The PATENT BAR SHOE
Also known as a rest shoe, the PATENT BAR SHOE is implemented in cases of acute severe flexor tendon injury. The shoe features a raised bar that extends between the heels and increases the angle of the foot. Several variations of the shoe exist; most farriers incorporate individual modification(s) according to personal preference.
By elevating the heels relative to the toe, tension along the flexor apparatus (which includes the deep and superficial digital flexor tendons and associated digital tendon sheath structures) is dramatically reduced. The healing process can then begin in an environment subjected to minimal tendon fiber distraction.

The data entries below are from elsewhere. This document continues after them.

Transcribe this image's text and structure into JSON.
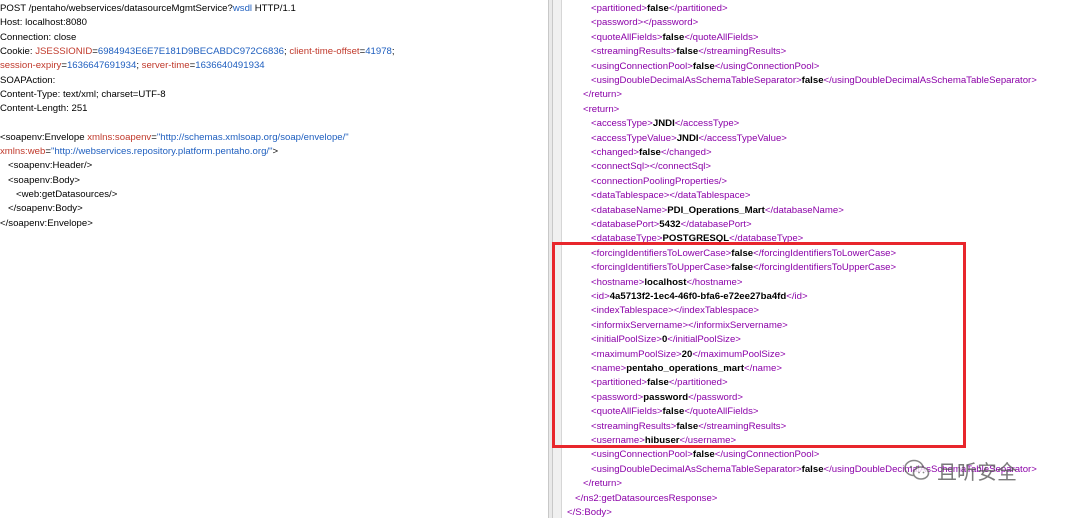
{
  "left": {
    "request_line": {
      "method_path": "POST /pentaho/webservices/datasourceMgmtService?",
      "param": "wsdl",
      "proto": " HTTP/1.1"
    },
    "headers": [
      {
        "name": "Host",
        "value": "localhost:8080"
      },
      {
        "name": "Connection",
        "value": "close"
      },
      {
        "name": "Cookie",
        "value": ""
      },
      {
        "name": "SOAPAction",
        "value": ""
      },
      {
        "name": "Content-Type",
        "value": "text/xml; charset=UTF-8"
      },
      {
        "name": "Content-Length",
        "value": "251"
      }
    ],
    "cookie_parts": [
      {
        "k": "JSESSIONID",
        "v": "6984943E6E7E181D9BECABDC972C6836"
      },
      {
        "k": "client-time-offset",
        "v": "41978"
      },
      {
        "k": "session-expiry",
        "v": "1636647691934"
      },
      {
        "k": "server-time",
        "v": "1636640491934"
      }
    ],
    "envelope_open": "<soapenv:Envelope",
    "ns_attr": "xmlns:soapenv",
    "ns_value": "\"http://schemas.xmlsoap.org/soap/envelope/\"",
    "ns2_attr": "xmlns:web",
    "ns2_value": "\"http://webservices.repository.platform.pentaho.org/\"",
    "header_tag": "<soapenv:Header/>",
    "body_open": "<soapenv:Body>",
    "web_tag": "<web:getDatasources/>",
    "body_close": "</soapenv:Body>",
    "envelope_close": "</soapenv:Envelope>"
  },
  "right": {
    "lines": [
      {
        "indent": 3,
        "tag": "partitioned",
        "value": "false"
      },
      {
        "indent": 3,
        "tag": "password",
        "value": ""
      },
      {
        "indent": 3,
        "tag": "quoteAllFields",
        "value": "false"
      },
      {
        "indent": 3,
        "tag": "streamingResults",
        "value": "false"
      },
      {
        "indent": 3,
        "tag": "usingConnectionPool",
        "value": "false"
      },
      {
        "indent": 3,
        "tag": "usingDoubleDecimalAsSchemaTableSeparator",
        "value": "false"
      },
      {
        "indent": 2,
        "raw": "</return>"
      },
      {
        "indent": 2,
        "raw": "<return>"
      },
      {
        "indent": 3,
        "tag": "accessType",
        "value": "JNDI"
      },
      {
        "indent": 3,
        "tag": "accessTypeValue",
        "value": "JNDI"
      },
      {
        "indent": 3,
        "tag": "changed",
        "value": "false"
      },
      {
        "indent": 3,
        "tag": "connectSql",
        "value": ""
      },
      {
        "indent": 3,
        "raw": "<connectionPoolingProperties/>"
      },
      {
        "indent": 3,
        "tag": "dataTablespace",
        "value": ""
      },
      {
        "indent": 3,
        "tag": "databaseName",
        "value": "PDI_Operations_Mart"
      },
      {
        "indent": 3,
        "tag": "databasePort",
        "value": "5432"
      },
      {
        "indent": 3,
        "tag": "databaseType",
        "value": "POSTGRESQL"
      },
      {
        "indent": 3,
        "tag": "forcingIdentifiersToLowerCase",
        "value": "false"
      },
      {
        "indent": 3,
        "tag": "forcingIdentifiersToUpperCase",
        "value": "false"
      },
      {
        "indent": 3,
        "tag": "hostname",
        "value": "localhost"
      },
      {
        "indent": 3,
        "tag": "id",
        "value": "4a5713f2-1ec4-46f0-bfa6-e72ee27ba4fd"
      },
      {
        "indent": 3,
        "tag": "indexTablespace",
        "value": ""
      },
      {
        "indent": 3,
        "tag": "informixServername",
        "value": ""
      },
      {
        "indent": 3,
        "tag": "initialPoolSize",
        "value": "0"
      },
      {
        "indent": 3,
        "tag": "maximumPoolSize",
        "value": "20"
      },
      {
        "indent": 3,
        "tag": "name",
        "value": "pentaho_operations_mart"
      },
      {
        "indent": 3,
        "tag": "partitioned",
        "value": "false"
      },
      {
        "indent": 3,
        "tag": "password",
        "value": "password"
      },
      {
        "indent": 3,
        "tag": "quoteAllFields",
        "value": "false"
      },
      {
        "indent": 3,
        "tag": "streamingResults",
        "value": "false"
      },
      {
        "indent": 3,
        "tag": "username",
        "value": "hibuser"
      },
      {
        "indent": 3,
        "tag": "usingConnectionPool",
        "value": "false"
      },
      {
        "indent": 3,
        "tag": "usingDoubleDecimalAsSchemaTableSeparator",
        "value": "false"
      },
      {
        "indent": 2,
        "raw": "</return>"
      },
      {
        "indent": 1,
        "raw": "</ns2:getDatasourcesResponse>"
      },
      {
        "indent": 0,
        "raw": "</S:Body>"
      }
    ]
  },
  "watermark": {
    "text": "且听安全",
    "icon": "wechat-icon"
  },
  "colors": {
    "highlight": "#e8262c",
    "tag": "#8b00a8",
    "header_name": "#c0392b",
    "header_value": "#1f5fbf"
  }
}
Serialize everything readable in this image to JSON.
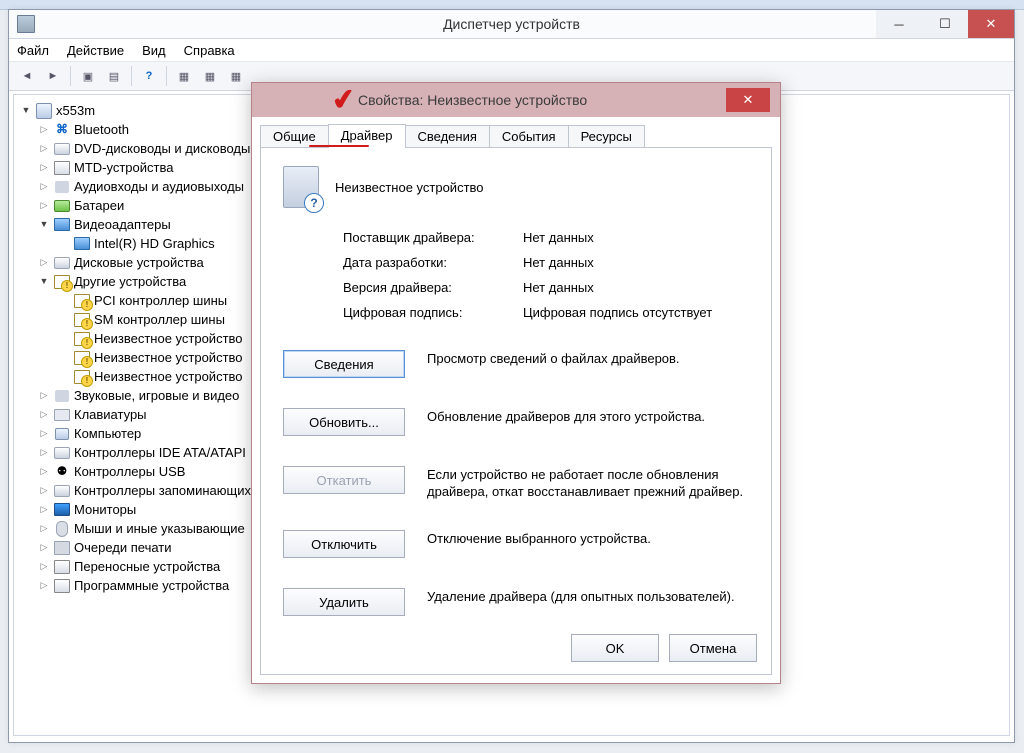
{
  "window": {
    "title": "Диспетчер устройств"
  },
  "menu": {
    "file": "Файл",
    "action": "Действие",
    "view": "Вид",
    "help": "Справка"
  },
  "tree": {
    "root": "x553m",
    "bluetooth": "Bluetooth",
    "dvd": "DVD-дисководы и дисководы",
    "mtd": "MTD-устройства",
    "audio": "Аудиовходы и аудиовыходы",
    "batteries": "Батареи",
    "video": "Видеоадаптеры",
    "video_child": "Intel(R) HD Graphics",
    "disk": "Дисковые устройства",
    "other": "Другие устройства",
    "other_1": "PCI контроллер шины",
    "other_2": "SM контроллер шины",
    "other_3": "Неизвестное устройство",
    "other_4": "Неизвестное устройство",
    "other_5": "Неизвестное устройство",
    "sound": "Звуковые, игровые и видео",
    "keyboards": "Клавиатуры",
    "computer": "Компьютер",
    "ide": "Контроллеры IDE ATA/ATAPI",
    "usb": "Контроллеры USB",
    "storage_ctrl": "Контроллеры запоминающих",
    "monitors": "Мониторы",
    "mice": "Мыши и иные указывающие",
    "print_queues": "Очереди печати",
    "portable": "Переносные устройства",
    "software_dev": "Программные устройства"
  },
  "dialog": {
    "title": "Свойства: Неизвестное устройство",
    "tabs": {
      "general": "Общие",
      "driver": "Драйвер",
      "details": "Сведения",
      "events": "События",
      "resources": "Ресурсы"
    },
    "device_name": "Неизвестное устройство",
    "labels": {
      "provider": "Поставщик драйвера:",
      "date": "Дата разработки:",
      "version": "Версия драйвера:",
      "signature": "Цифровая подпись:"
    },
    "values": {
      "provider": "Нет данных",
      "date": "Нет данных",
      "version": "Нет данных",
      "signature": "Цифровая подпись отсутствует"
    },
    "buttons": {
      "details": "Сведения",
      "details_desc": "Просмотр сведений о файлах драйверов.",
      "update": "Обновить...",
      "update_desc": "Обновление драйверов для этого устройства.",
      "rollback": "Откатить",
      "rollback_desc": "Если устройство не работает после обновления драйвера, откат восстанавливает прежний драйвер.",
      "disable": "Отключить",
      "disable_desc": "Отключение выбранного устройства.",
      "uninstall": "Удалить",
      "uninstall_desc": "Удаление драйвера (для опытных пользователей)."
    },
    "ok": "OK",
    "cancel": "Отмена"
  }
}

Of course, excessive elevation of the foot can have a variety of deleterious consequences. Such ramifications include:
- Excessive compression and compromise of the heel quarters
- Malarticulation of the coffin joint
- Excessive contraction of the flexor apparatus during the course of healing.
To avert the side effects that go along with prolonged heel elevation, the patent bar shoe allows for slow and gradual angle reduction over time. The bar is lowered approximately 0.75 inches (or 3 degrees) every 4 weeks until an appropriate hoof angle has been reestablished. Between each shoeing cycle, damaged tendon fibers have had a chance to heal and strengthen, thereby increasing their ability to tolerate a modest increase in applied stress as the heel of the foot is lowered.
This strategy enhances and accelerates flexor tendon healing while simultaneously reducing risk of reinjury.
As you might have guessed, patent bar shoes are only used on horses restricted to stall rest. The shoes do allow for limited (supervised) hand walking on a firm surface (such as a barn aisle), however. Of course, they are removed prior to the horse's resumption of any form of exercise beyond hand walking.